I just wrapped up and 8 week small group that ended with a session on “How to Find a Mentor.” I approached the subject a little different by presenting the common mistakes people make when doing so. Here are 5 mishaps you don’t have to make when you are looking for a mentor:
1. Ask someone, “will you be my mentor.” This question puts your potential mentor in an immediate awkward situation. Realize what needs to be considered by the other person when asking this question. Are you worth the time investment? Do they have the time? If so, what will be the return on their investment? Do they know you enough to enter a mentoring relationship?
A much better approach is to ask how could you possibly serve them and learn from them and their organization. Maybe there are volunteer, apprentice opportunities you could take advantage of.
Michael Hyatt says this about finding a mentor:
“If you have one in mind, start by building the relationship—just like you would anyone else. Don’t lead with ‘Will you be my mentor?’ That’s like asking someone to marry you on the first date.”

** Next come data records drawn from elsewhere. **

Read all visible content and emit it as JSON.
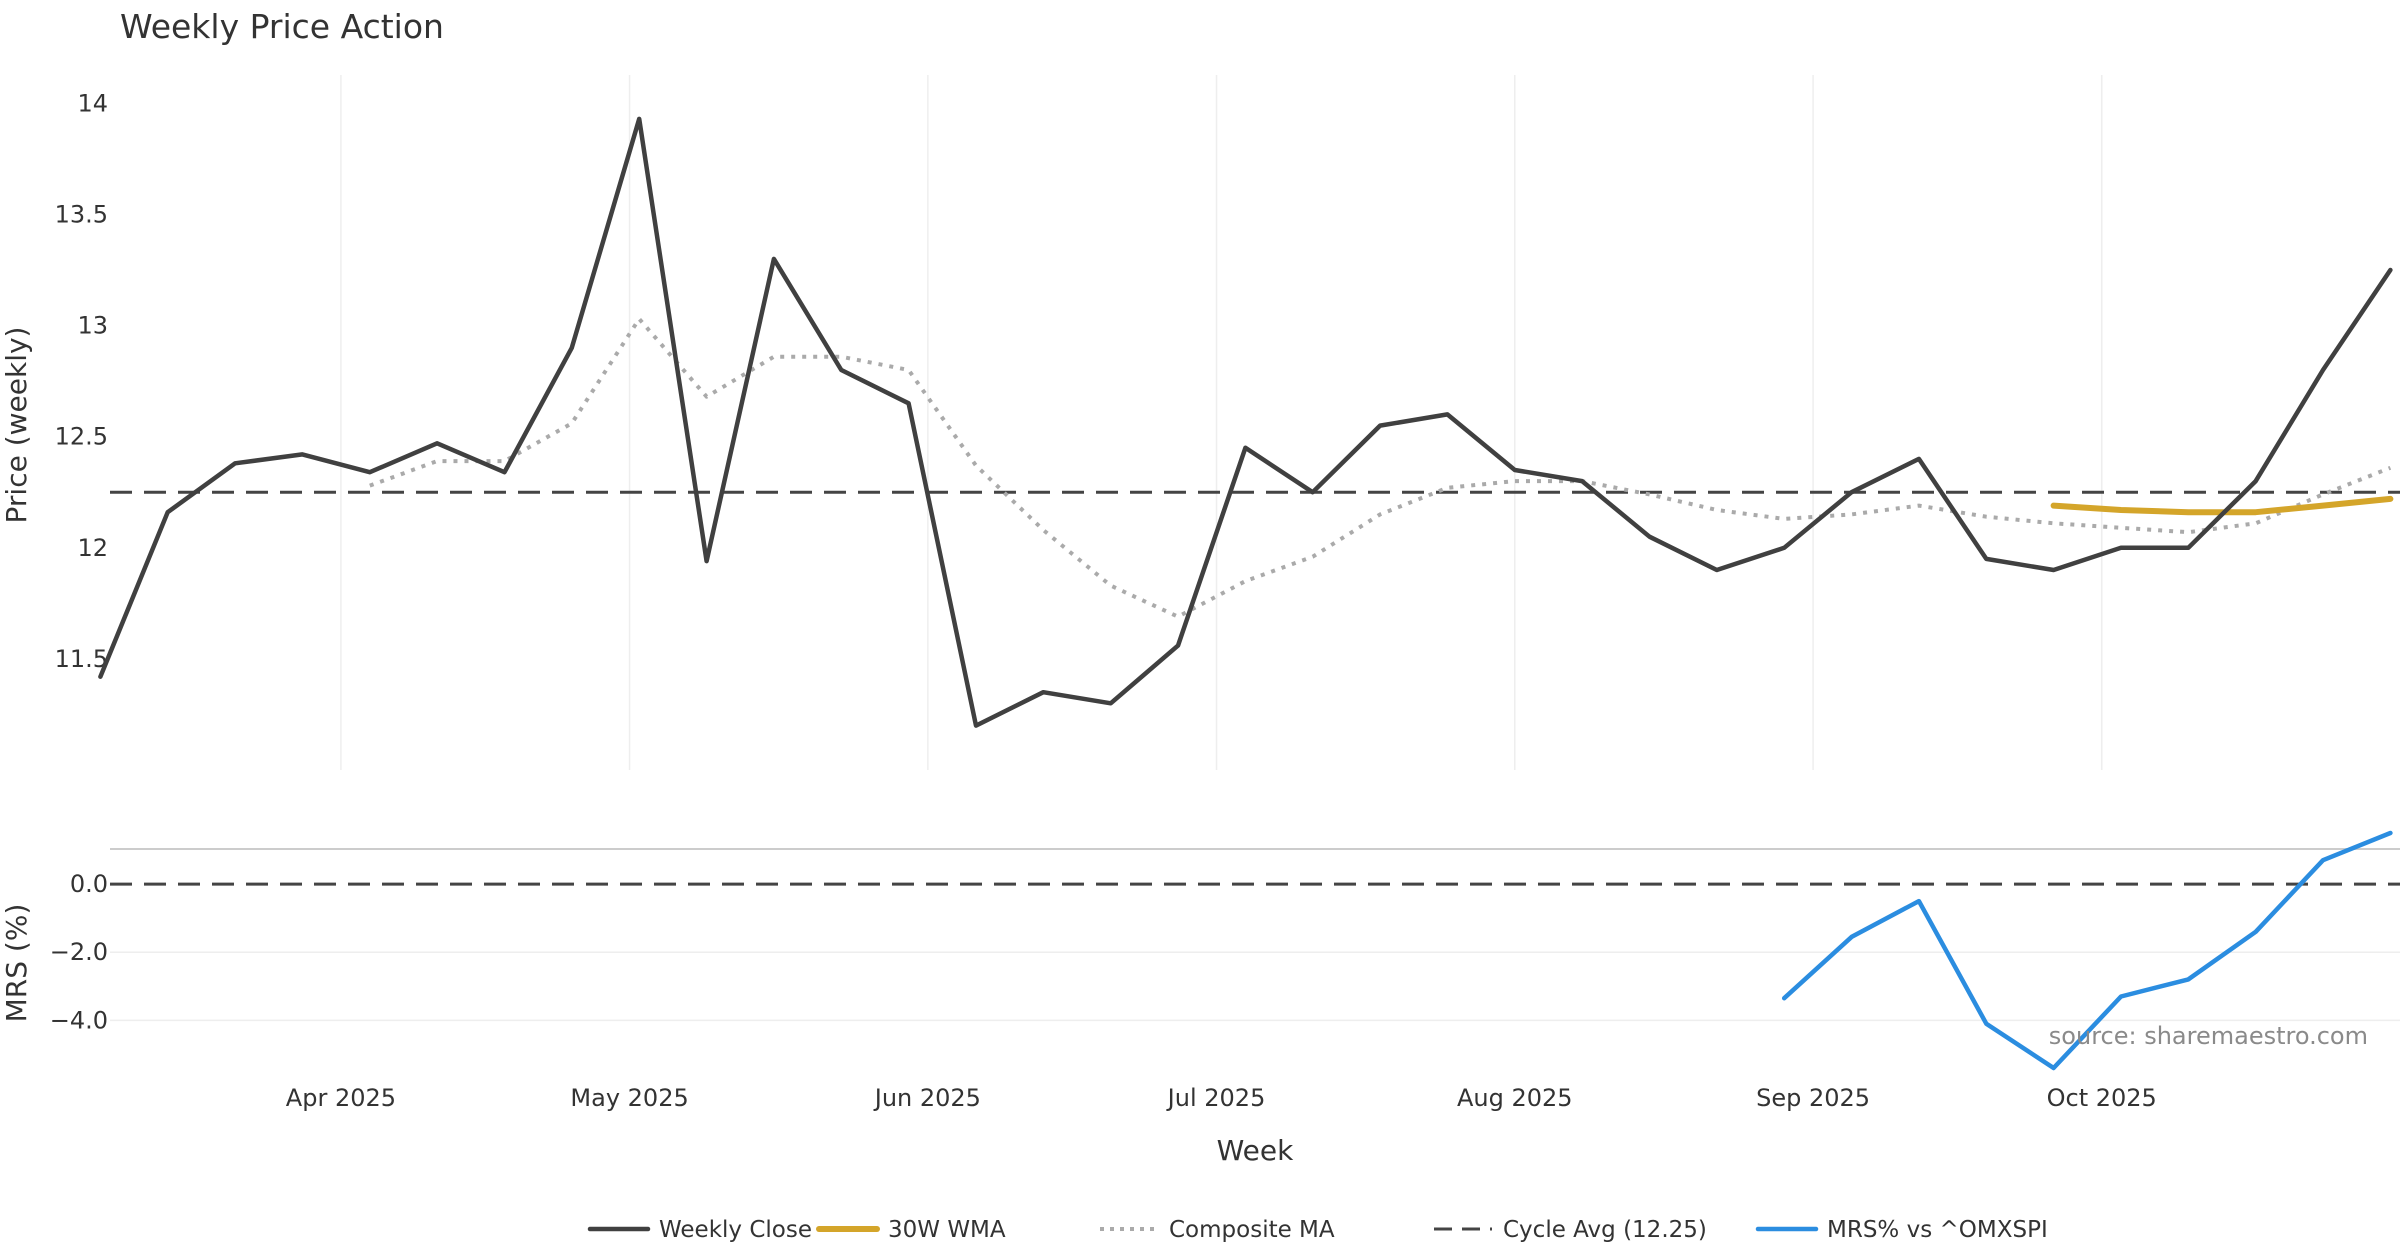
{
  "chart_data": {
    "title": "Weekly Price Action",
    "xlabel": "Week",
    "watermark": "source: sharemaestro.com",
    "x_ticks": [
      "Apr 2025",
      "May 2025",
      "Jun 2025",
      "Jul 2025",
      "Aug 2025",
      "Sep 2025",
      "Oct 2025"
    ],
    "price_panel": {
      "type": "line",
      "ylabel": "Price (weekly)",
      "ylim": [
        11.0,
        14.15
      ],
      "y_ticks": [
        11.5,
        12,
        12.5,
        13,
        13.5,
        14
      ],
      "y_tick_labels": [
        "11.5",
        "12",
        "12.5",
        "13",
        "13.5",
        "14"
      ],
      "weeks": [
        "2025-03-07",
        "2025-03-14",
        "2025-03-21",
        "2025-03-28",
        "2025-04-04",
        "2025-04-11",
        "2025-04-18",
        "2025-04-25",
        "2025-05-02",
        "2025-05-09",
        "2025-05-16",
        "2025-05-23",
        "2025-05-30",
        "2025-06-06",
        "2025-06-13",
        "2025-06-20",
        "2025-06-27",
        "2025-07-04",
        "2025-07-11",
        "2025-07-18",
        "2025-07-25",
        "2025-08-01",
        "2025-08-08",
        "2025-08-15",
        "2025-08-22",
        "2025-08-29",
        "2025-09-05",
        "2025-09-12",
        "2025-09-19",
        "2025-09-26",
        "2025-10-03",
        "2025-10-10",
        "2025-10-17",
        "2025-10-24",
        "2025-10-31"
      ],
      "series": [
        {
          "name": "Weekly Close",
          "color": "#404040",
          "style": "solid",
          "values": [
            11.42,
            12.16,
            12.38,
            12.42,
            12.34,
            12.47,
            12.34,
            12.9,
            13.93,
            11.94,
            13.3,
            12.8,
            12.65,
            11.2,
            11.35,
            11.3,
            11.56,
            12.45,
            12.25,
            12.55,
            12.6,
            12.35,
            12.3,
            12.05,
            11.9,
            12.0,
            12.25,
            12.4,
            11.95,
            11.9,
            12.0,
            12.0,
            12.3,
            12.8,
            13.25
          ]
        },
        {
          "name": "30W WMA",
          "color": "#d4a52a",
          "style": "solid-thick",
          "values": [
            null,
            null,
            null,
            null,
            null,
            null,
            null,
            null,
            null,
            null,
            null,
            null,
            null,
            null,
            null,
            null,
            null,
            null,
            null,
            null,
            null,
            null,
            null,
            null,
            null,
            null,
            null,
            null,
            null,
            12.19,
            12.17,
            12.16,
            12.16,
            12.19,
            12.22
          ]
        },
        {
          "name": "Composite MA",
          "color": "#aaaaaa",
          "style": "dotted",
          "values": [
            null,
            null,
            null,
            null,
            12.28,
            12.39,
            12.39,
            12.56,
            13.03,
            12.68,
            12.86,
            12.86,
            12.8,
            12.37,
            12.08,
            11.83,
            11.69,
            11.85,
            11.96,
            12.15,
            12.27,
            12.3,
            12.3,
            12.24,
            12.17,
            12.13,
            12.15,
            12.19,
            12.14,
            12.11,
            12.09,
            12.07,
            12.11,
            12.24,
            12.36
          ]
        }
      ],
      "reference_line": {
        "name": "Cycle Avg (12.25)",
        "value": 12.25,
        "color": "#444444",
        "style": "dashed"
      }
    },
    "mrs_panel": {
      "type": "line",
      "ylabel": "MRS (%)",
      "ylim": [
        -5.4,
        1.0
      ],
      "y_ticks": [
        0.0,
        -2.0,
        -4.0
      ],
      "y_tick_labels": [
        "0.0",
        "−2.0",
        "−4.0"
      ],
      "series": [
        {
          "name": "MRS% vs ^OMXSPI",
          "color": "#2b8de0",
          "style": "solid",
          "values": [
            null,
            null,
            null,
            null,
            null,
            null,
            null,
            null,
            null,
            null,
            null,
            null,
            null,
            null,
            null,
            null,
            null,
            null,
            null,
            null,
            null,
            null,
            null,
            null,
            null,
            -3.35,
            -1.55,
            -0.5,
            -4.1,
            -5.4,
            -3.3,
            -2.8,
            -1.4,
            0.7,
            1.5
          ]
        }
      ],
      "reference_line": {
        "value": 0.0,
        "color": "#444444",
        "style": "dashed"
      }
    },
    "legend": {
      "placement": "bottom-center",
      "items": [
        {
          "label": "Weekly Close",
          "color": "#404040",
          "style": "solid"
        },
        {
          "label": "30W WMA",
          "color": "#d4a52a",
          "style": "solid-thick"
        },
        {
          "label": "Composite MA",
          "color": "#aaaaaa",
          "style": "dotted"
        },
        {
          "label": "Cycle Avg (12.25)",
          "color": "#444444",
          "style": "dashed"
        },
        {
          "label": "MRS% vs ^OMXSPI",
          "color": "#2b8de0",
          "style": "solid"
        }
      ]
    }
  }
}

2. Don’t bring anything to the table. I was invited to be a part of a group of experienced consultants. Never having met most of them before I made sure to bring some resource that would show them my heart for leaders and encourage them. I brought a book and gave them free access to a leadership membership site I helped build. When you show up with something in your hand to the table it communicates your values immediately opens up opportunity for faster connections. These simple gestures have led to the beginning of great relationships. When you don’t bring anything to the table you often don’t get invited back. If nothing else pay for breakfast or lunch.
3. Refusing to learn from someone younger than you. The person does not always have to be older than you to mentor you. A friend of mine, Earl Creps, wrote a book on this subject called Reverse Mentoring. In his book, Earl takes up the topic of how older church leaders can learn from younger leaders who are more conversant with culture, technology, and social context. I believe God releases special grace when older leaders open their heart to learn from younger leaders. I have discovered even in my current context that experience usually comes with age, but influence is not limited to age. Anyone can influence you positively if you are teachable. Refusing to learn from someone younger can leave you stuck right where you are at.
4. Not valuing your mentor’s time. Be on time, Be prepared, come with questions, put your phone away, take notes, and don’t try to impress your mentor with your knowledge. Come hungry to learn and listen. Give them you’re full attention.
In Brady Boyd’s book, “Addicted to Busy” he tells a story of an incident that happened when a young man asked him for some pastoral coaching:
“Ten minutes into the requested breakfast meeting, I regretted having said yes. The young man who had asked for the get-together—he needed some pastoral coaching, evidently—was sitting across from me at the diner, and now, there at the restaurant, with my full attention pointed his way, he had the gall to check his smartphone what seemed like every sixteen seconds. He checked it while I was ordering my meal, he checked it just after he ordered his meal, he checked it while I answered his questions, and he even checked it while he asked them. Unless the guy was waiting on word of an organ transplant—which I quickly learned he wasn’t—his lack of focus was totally unacceptable. My irritation quickly birthed a fury that made me cut the meeting short, and I bolted.”
Bottom line don’t waste anyone’s time if you can’t give them your undivided attention.
5. Having Unrealistic Expectations. Approach a potential mentor with the mindset that this is the only meeting your are going to get. Be appreciative the first time you meet, like it will be the last time you meet. This is a privilege and an honor that the person would take time out of their demanding schedule to meet with you. Being grateful will keep you from being unrealistic. Remember, no one owes you anything, but you owe it to yourself to have an attitude of gratitude about anything the person gives you.
By mentioning these 5 mishaps I hope it will prevent you from making the mistakes many people make when it comes to finding a mentor. I have found that building a relationship with your mentor always precedes what you receive from a mentor. Make the investment and don’t expect something from someone without first expecting something from yourself.
What are some other pitfall you have experienced in trying to find a mentor?